Some worshipers have an especially keen awareness of just how inclusive each praise service is. They are the ones who find it difficult to stand through chorus after chorus. A friend of mine who suffers from early rheumatoid arthritis dutifully remains standing, her knuckles white from gripping the pew in front of her, until the team leader feels God’s directions and lets everyone sit down. Another friend recalls the balancing act she practiced each sabbath when, while standing in heels on an inclined floor with a two-year-old on her hip, she waited to be granted permission to sit. Both women felt the need to demonstrate a willing and submissive spirit in response to the team’s example.
Of course, the teams are often composed of young believers who have endless stamina. For the rest, a shared sigh of thankfulness rises from the body of Christ when the team leader is finally moved to say, “You may be seated.”
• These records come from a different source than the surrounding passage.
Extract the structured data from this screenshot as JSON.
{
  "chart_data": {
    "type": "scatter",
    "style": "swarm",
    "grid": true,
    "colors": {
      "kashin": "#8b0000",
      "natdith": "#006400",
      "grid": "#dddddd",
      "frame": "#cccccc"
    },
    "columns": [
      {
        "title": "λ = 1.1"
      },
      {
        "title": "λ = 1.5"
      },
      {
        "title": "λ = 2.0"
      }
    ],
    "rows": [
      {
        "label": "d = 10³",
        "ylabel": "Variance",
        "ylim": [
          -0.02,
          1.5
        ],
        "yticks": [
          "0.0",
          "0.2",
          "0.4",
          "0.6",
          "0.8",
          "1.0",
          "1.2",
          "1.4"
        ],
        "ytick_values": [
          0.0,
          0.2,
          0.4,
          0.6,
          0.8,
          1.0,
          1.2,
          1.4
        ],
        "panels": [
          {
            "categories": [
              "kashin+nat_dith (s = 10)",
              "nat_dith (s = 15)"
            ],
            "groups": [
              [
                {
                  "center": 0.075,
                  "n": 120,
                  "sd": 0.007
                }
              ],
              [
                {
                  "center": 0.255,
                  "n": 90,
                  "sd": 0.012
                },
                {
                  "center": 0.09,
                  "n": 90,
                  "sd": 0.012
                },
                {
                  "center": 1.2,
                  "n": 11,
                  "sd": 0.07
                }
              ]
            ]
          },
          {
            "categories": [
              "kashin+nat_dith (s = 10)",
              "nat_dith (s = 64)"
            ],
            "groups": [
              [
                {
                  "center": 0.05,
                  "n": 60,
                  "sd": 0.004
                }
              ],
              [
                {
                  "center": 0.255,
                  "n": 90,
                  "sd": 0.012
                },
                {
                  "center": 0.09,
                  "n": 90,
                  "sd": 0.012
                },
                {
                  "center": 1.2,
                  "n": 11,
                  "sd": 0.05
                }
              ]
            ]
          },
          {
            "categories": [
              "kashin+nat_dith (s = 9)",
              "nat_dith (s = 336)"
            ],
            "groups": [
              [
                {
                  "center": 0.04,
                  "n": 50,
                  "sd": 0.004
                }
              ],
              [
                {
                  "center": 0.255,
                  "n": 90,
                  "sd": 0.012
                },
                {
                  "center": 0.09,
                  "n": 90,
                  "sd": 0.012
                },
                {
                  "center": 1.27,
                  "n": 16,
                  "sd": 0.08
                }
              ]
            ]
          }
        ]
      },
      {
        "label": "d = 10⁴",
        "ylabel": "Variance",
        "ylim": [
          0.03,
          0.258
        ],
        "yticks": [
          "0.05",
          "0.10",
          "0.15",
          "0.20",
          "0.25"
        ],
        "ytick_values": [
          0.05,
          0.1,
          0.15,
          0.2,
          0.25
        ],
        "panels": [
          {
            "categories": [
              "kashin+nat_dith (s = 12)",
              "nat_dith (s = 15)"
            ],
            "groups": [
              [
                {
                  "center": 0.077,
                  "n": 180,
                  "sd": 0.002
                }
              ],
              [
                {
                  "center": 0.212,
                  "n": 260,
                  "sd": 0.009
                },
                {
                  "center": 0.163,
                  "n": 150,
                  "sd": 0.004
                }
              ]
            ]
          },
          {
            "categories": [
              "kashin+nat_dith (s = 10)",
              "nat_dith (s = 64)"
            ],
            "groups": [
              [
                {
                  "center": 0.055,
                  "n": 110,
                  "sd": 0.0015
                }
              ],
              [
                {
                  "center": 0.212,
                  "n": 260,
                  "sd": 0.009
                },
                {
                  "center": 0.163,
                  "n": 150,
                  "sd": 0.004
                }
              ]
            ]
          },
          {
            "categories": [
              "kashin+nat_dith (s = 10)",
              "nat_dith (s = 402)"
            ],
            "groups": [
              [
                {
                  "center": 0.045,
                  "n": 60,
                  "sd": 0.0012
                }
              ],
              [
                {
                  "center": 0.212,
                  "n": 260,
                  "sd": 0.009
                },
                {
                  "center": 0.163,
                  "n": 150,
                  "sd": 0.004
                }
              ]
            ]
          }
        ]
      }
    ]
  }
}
The words of the songs are also designed to be inclusive. Obtuse imagery, once the staple of choirs in America, has disappeared. Don’t expect to sing anything like:
Could we with ink the ocean fill, and were the skies of parchment made, Were every stalk on earth a quill, and every man a scribe by trade To write the love of God above, would drain the ocean dry. Nor could the scroll contain the whole, though stretched from sky to sky.
Such lyrics are being replaced by clear and accessible language such as “I love you, Lord, love you, love you, love you.” Anyone who has worked with children knows that repetition is the way to get ideas across. Furthermore, complicated abstract images no longer strain Christian contemplation:
O Morning Star, how fair and bright thou beamest forth in truth and light, O Sovereign meek and lowly! Thou Root of Jesse, David’s son, My Lord and Master, thou has won My heart to serve thee solely!
Being told 20 or 30 times that “God is an awesome God” is far more effective for the modern praisegiver than comparing the Almighty to some distant star, or trying to figure out the significance of scriptural quotes. Worship team leaders are constantly endeavoring to find better ways to express God’s infinite nature in language. That must be why “I” and “we” come up so often, as in: “I love you, Lord,” and “We praise his name.”
In fact, one scholar found that the vocabulary in an average praise worship session, including “the,” “an” and “a,” totals only 20 different words. Clearly the praise teams are masters of the pithy phrase.
Baby boomers have created this worship, and it seems to suit them. Disregarding stuffy language and obtuse abstract thinking, they worship God by following the best and best-looking. The modern praise team encourages worshipers to join together in gazing up at them rather than down upon hymnals stuffed with archaic poetry and erudite scriptural quotations.
It’s all to our benefit. After all, if a member of the congregation is filled with jealousy, and thus a carnal heart, the discipline of standing through 15 choruses of “Thank you, Jesus” will chastise the flesh. And although the words may sometimes be a mystery, no one should worry. The lyrics are so simple and short that memorization is automatic. And so I say, “Praise the Lord!,” “Thank you, Jesus!” and “Awesome is as awesome does.”